Victorio dares to ask, “What happened to Salma?”
“Salma?” El Negro asks uncertainly. “Who is Salma?” He pauses to run his hand over his shaven head, which shows off the beauty of his mulatto and Chinese traits. The expression on his face is suddenly almost sad. “Oh, her? Isabel, her name isn’t Salma,” El Negro Piedad explains in a pitying tone, “her name is Isabel.” Utterly serious, El Negro Piedad, better known as Sacredshroud, sits down on the other bed. “Isabel has told me that you are a philosopher,” he declares without dropping
the grieved look on his face, “and I’ve been dying to meet a philosopher.”
“I’m nothing,” Victorio corrects him, “nothing at all, a poor devil”
“You’re not a philosopher? What a pity, I had such high hopes!
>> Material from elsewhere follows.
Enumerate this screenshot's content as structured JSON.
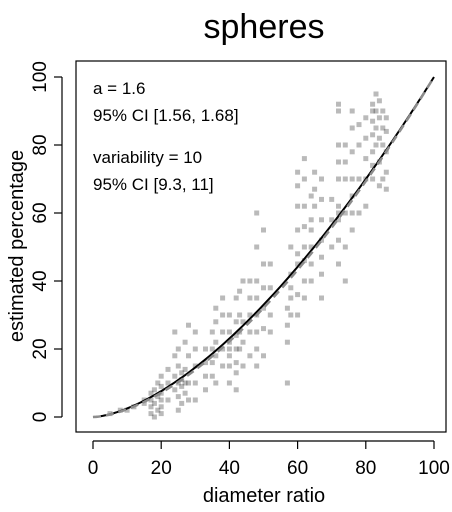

So tell me, what are you doing here?”
“I came to see her,” Victorio explains bombastically, with the expression of someone living through a tragedy.
Sacredshroud frowns at him. He caresses one of Victorio’s hands and asks again, “What did you come here for?” He nods toward Salma, who is still curled up into a ball. “Isabelita told me that you’re a fag, is that true?” El Negro finishes taking off his shirt, which he hangs ceremoniously and carefully on the back of a chair. A tattoo rings the muscle of his left arm like an armband. Victorio admires his perfect torso. “Even if she hadn’t told me, boy, you look sad, like every fag who’s over forty.” He pauses to look at Victorio with a respectful expression. Now he is holding one hand over the other, both of them over his fly. Victorio can’t decide whether this posture is votive or defensive. Then he pulls out an elegant little box of menthol cigarettes, picks one, and lights it with mannerisms that would seem appropriate to a prince. He half closes his eyes. He inhales the smoke as if the future of the world depended on it. He looks, Victorio thinks, as if he and infinity were alone here in the room.
Victorio lowers his eyes, shrugs his shoulders, tries and manages to make himself smaller, feels and manages to transmit this sensation. Salma moves for the first time. She raises her face, too, and looks at Victorio. She has been beaten black and blue. Victorio cannot suppress the look of alarm on his face, his desire to come close to her.